At our first meeting, my head of mission seemed impressive. A tall, heavy-set man with an assured walk, Booh-Booh was clean-shaven and dressed in a light blue suit. His grey hair was cropped close to his head, and he looked every inch the diplomat or man of business. And in fact, since his retirement from the diplomatic corps, he had become very successful in the world of banana production and sales (he once showed me a few pictures of his vast holdings in Cameroon and expressed regret about not being there to take care of things). Booh-Booh said that only a direct appeal from his friend Boutros Boutros-Ghali had brought him out
of retirement to take up this post. With his background in politics, diplomacy, business and
UN
affairs, and his relationship with the secretary-general, he seemed like the right man for the job and certainly someone I thought I could work with. His presence meant that I was no longer the head of mission. I hoped he would be able to do an end run around the party infighting that was obstructing any movement toward installing the
BBTG
.

Dr. Kabia and I briefed him to the best of our ability. In September, two of the major moderate parties, the
MDR
and the
PL
, had fractured into moderate and extremist “Hutu Power” wings. Each wing had then laid claim to the ministerial positions and representative seats that had been allocated by party in the Arusha Peace Agreement. The
RPF
, of course, preferred the moderate candidates in each of these parties; the president's party and an increasingly visible Hutu extremist party, the
CDR
, preferred the Power candidates. These intrigues were only now coming to the surface and needed astute political handling. I knew I wasn't up to the task and could now hand it over to Booh-Booh and concentrate on the military and security sides.

Booh-Booh's arrival coincided with a worsening of the weather and an increased number of reports of shootings and killings around the country. Every afternoon, large purple clouds would darken the sky and we would hear the rumble of thunder; by nightfall, we'd be drenched with torrents of rain, and lightning would rip the sky apart, bathing the city in its eerie momentary glow.

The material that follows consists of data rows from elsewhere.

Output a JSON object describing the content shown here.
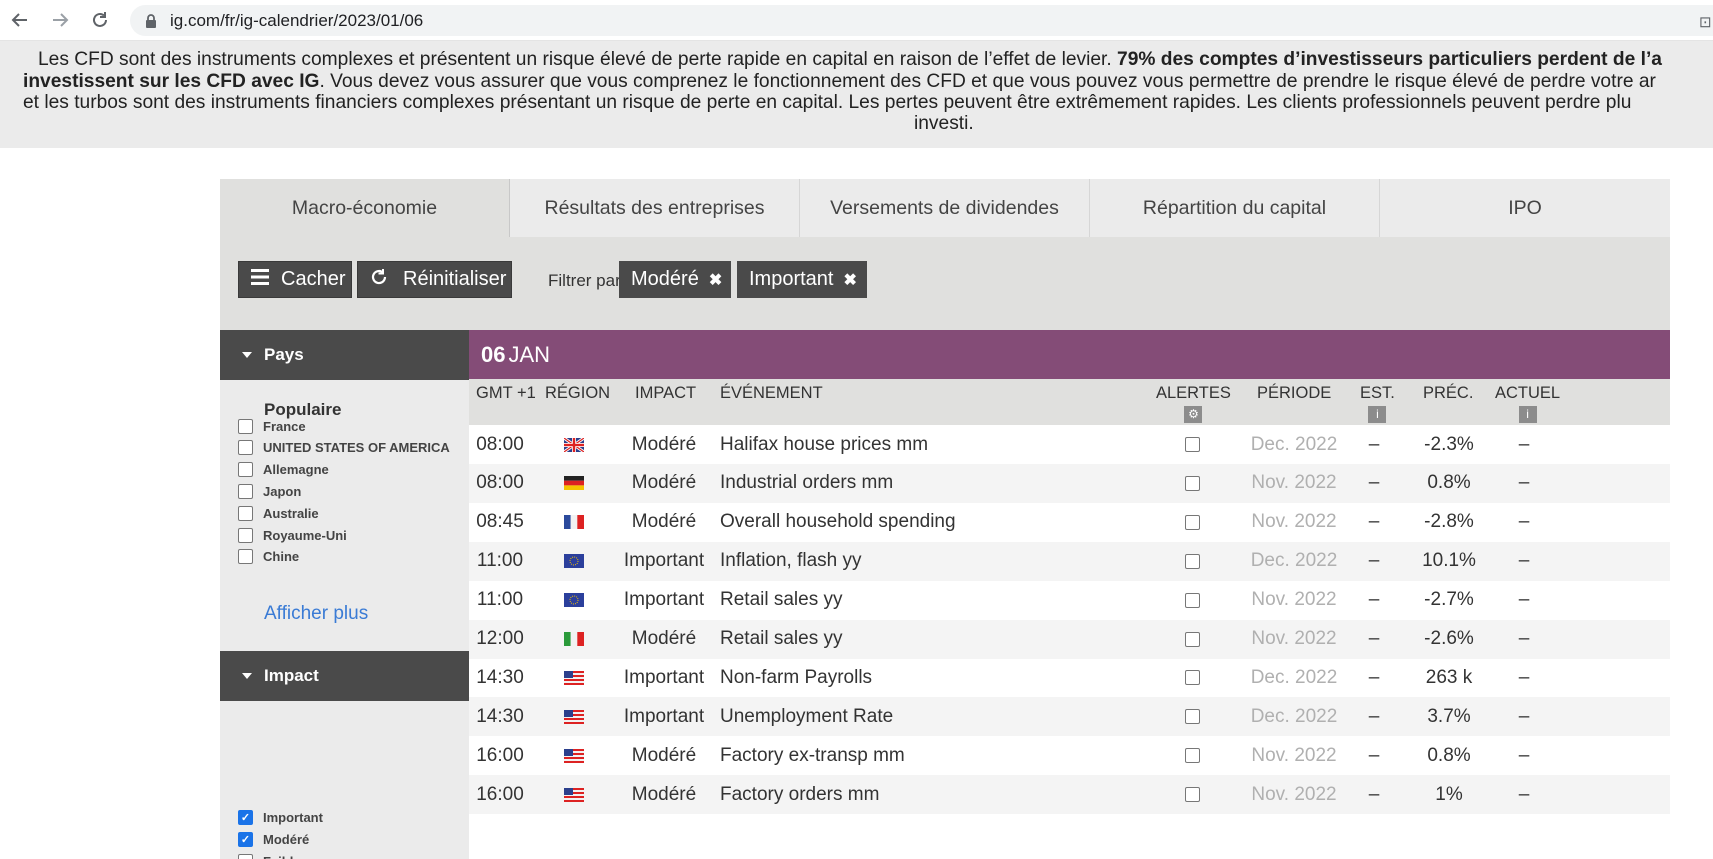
{
  "browser": {
    "url": "ig.com/fr/ig-calendrier/2023/01/06"
  },
  "risk_banner": {
    "line1_normal": "Les CFD sont des instruments complexes et présentent un risque élevé de perte rapide en capital en raison de l’effet de levier. ",
    "line1_bold": "79% des comptes d’investisseurs particuliers perdent de l’a",
    "line2_bold": "investissent sur les CFD avec IG",
    "line2_normal": ". Vous devez vous assurer que vous comprenez le fonctionnement des CFD et que vous pouvez vous permettre de prendre le risque élevé de perdre votre ar",
    "line3": "et les turbos sont des instruments financiers complexes présentant un risque de perte en capital. Les pertes peuvent être extrêmement rapides. Les clients professionnels peuvent perdre plu",
    "line4": "investi."
  },
  "tabs": [
    {
      "label": "Macro-économie",
      "active": true
    },
    {
      "label": "Résultats des entreprises",
      "active": false
    },
    {
      "label": "Versements de dividendes",
      "active": false
    },
    {
      "label": "Répartition du capital",
      "active": false
    },
    {
      "label": "IPO",
      "active": false
    }
  ],
  "filterbar": {
    "hide_label": "Cacher",
    "reset_label": "Réinitialiser",
    "filter_by_label": "Filtrer par :",
    "chips": [
      "Modéré",
      "Important"
    ]
  },
  "sidebar": {
    "country_header": "Pays",
    "popular_label": "Populaire",
    "countries": [
      {
        "label": "France",
        "checked": false
      },
      {
        "label": "UNITED STATES OF AMERICA",
        "checked": false
      },
      {
        "label": "Allemagne",
        "checked": false
      },
      {
        "label": "Japon",
        "checked": false
      },
      {
        "label": "Australie",
        "checked": false
      },
      {
        "label": "Royaume-Uni",
        "checked": false
      },
      {
        "label": "Chine",
        "checked": false
      }
    ],
    "show_more": "Afficher plus",
    "impact_header": "Impact",
    "impacts": [
      {
        "label": "Important",
        "checked": true
      },
      {
        "label": "Modéré",
        "checked": true
      },
      {
        "label": "Faible",
        "checked": false
      }
    ]
  },
  "date": {
    "day": "06",
    "month": "JAN"
  },
  "columns": {
    "time": "GMT +1",
    "region": "RÉGION",
    "impact": "IMPACT",
    "event": "ÉVÉNEMENT",
    "alerts": "ALERTES",
    "period": "PÉRIODE",
    "est": "EST.",
    "prev": "PRÉC.",
    "actual": "ACTUEL"
  },
  "events": [
    {
      "time": "08:00",
      "flag": "uk-flag-icon",
      "impact": "Modéré",
      "event": "Halifax house prices mm",
      "period": "Dec. 2022",
      "est": "–",
      "prev": "-2.3%",
      "actual": "–"
    },
    {
      "time": "08:00",
      "flag": "germany-flag-icon",
      "impact": "Modéré",
      "event": "Industrial orders mm",
      "period": "Nov. 2022",
      "est": "–",
      "prev": "0.8%",
      "actual": "–"
    },
    {
      "time": "08:45",
      "flag": "france-flag-icon",
      "impact": "Modéré",
      "event": "Overall household spending",
      "period": "Nov. 2022",
      "est": "–",
      "prev": "-2.8%",
      "actual": "–"
    },
    {
      "time": "11:00",
      "flag": "eu-flag-icon",
      "impact": "Important",
      "event": "Inflation, flash yy",
      "period": "Dec. 2022",
      "est": "–",
      "prev": "10.1%",
      "actual": "–"
    },
    {
      "time": "11:00",
      "flag": "eu-flag-icon",
      "impact": "Important",
      "event": "Retail sales yy",
      "period": "Nov. 2022",
      "est": "–",
      "prev": "-2.7%",
      "actual": "–"
    },
    {
      "time": "12:00",
      "flag": "italy-flag-icon",
      "impact": "Modéré",
      "event": "Retail sales yy",
      "period": "Nov. 2022",
      "est": "–",
      "prev": "-2.6%",
      "actual": "–"
    },
    {
      "time": "14:30",
      "flag": "us-flag-icon",
      "impact": "Important",
      "event": "Non-farm Payrolls",
      "period": "Dec. 2022",
      "est": "–",
      "prev": "263 k",
      "actual": "–"
    },
    {
      "time": "14:30",
      "flag": "us-flag-icon",
      "impact": "Important",
      "event": "Unemployment Rate",
      "period": "Dec. 2022",
      "est": "–",
      "prev": "3.7%",
      "actual": "–"
    },
    {
      "time": "16:00",
      "flag": "us-flag-icon",
      "impact": "Modéré",
      "event": "Factory ex-transp mm",
      "period": "Nov. 2022",
      "est": "–",
      "prev": "0.8%",
      "actual": "–"
    },
    {
      "time": "16:00",
      "flag": "us-flag-icon",
      "impact": "Modéré",
      "event": "Factory orders mm",
      "period": "Nov. 2022",
      "est": "–",
      "prev": "1%",
      "actual": "–"
    }
  ],
  "colors": {
    "date_bar": "#844c77",
    "dark_button": "#4a4a4a",
    "link": "#3a7bd5"
  }
}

The day after Booh-Booh landed in Kigali, we received a report that there had been an attack on a village in northwestern Rwanda by persons unknown and that a number of Hutu civilians had been murdered. This was followed rapidly by the news that some children had disappeared while fetching water in the Virunga Mountains. I drove to the area and, with an escort of Tunisian soldiers, confirmed the deaths. Rumours were spreading that the
RPF
had committed the attack, and I was determined to investigate and identify the perpetrators of these hideous crimes. We questioned local people and military personnel, who condemned the
RPF
without any proof or witnesses. I then led a patrol through forests of bamboo up a volcano called Mount Karisimbi.
We found some abandoned water cans but no sign of the missing children. As dark was coming down, I tasked the Tunisians to extend the search higher up the volcano the next morning and returned to Kigali to try to quiet flying rumours.

The Tunisians found the children the next day. They had all been murdered except for one young girl, who my soldiers carried to a nearby hospital. I dispatched Brent, another officer and a local translator to the site. After a long drive and foot march, they came to the place where a boy of eight and five girls between six and fourteen had been strangled to death. Deep violet rope burns cut into their necks. All of them had also suffered head wounds and the girls had clearly been gang-raped before they were murdered. Near one of the bodies was a glove in the colour pattern of the
RPF
uniform. Brent collected the glove, wondering why someone would leave such a distinctive signature.

A small party of civilians, who claimed to be relatives of the dead children, had also climbed to the site. Once Brent had finished his initial assessment, he turned to the group and, through his translator, asked who they thought had committed the massacre. The translator was from the public affairs office of our mission in Kigali and should have been reliable. But Brent noticed that the man repeatedly used the word
Inkotanyi
when he spoke to the group, which Brent knew was slang for the
RPF
. (The rough translation is “freedom fighter,” a term the
RPF
meant seriously but opponents used sarcastically.) The translator turned back to Brent and told him that the villagers believed the
RPF
was responsible for the murders. Brent was sure the man was coaching the testimony. From that day forward, we did not trust that translator, and it was later strongly suspected that he was an
RGF
spy who had been ordered to infiltrate our mission. (After the war, the
RPF
identified six of our local staff as spies for the
RGF
. My first civilian driver turned out to be a militia member, and it was alleged that a francophone staffer in the
SRSG
's office was an informant to the
MRND
.)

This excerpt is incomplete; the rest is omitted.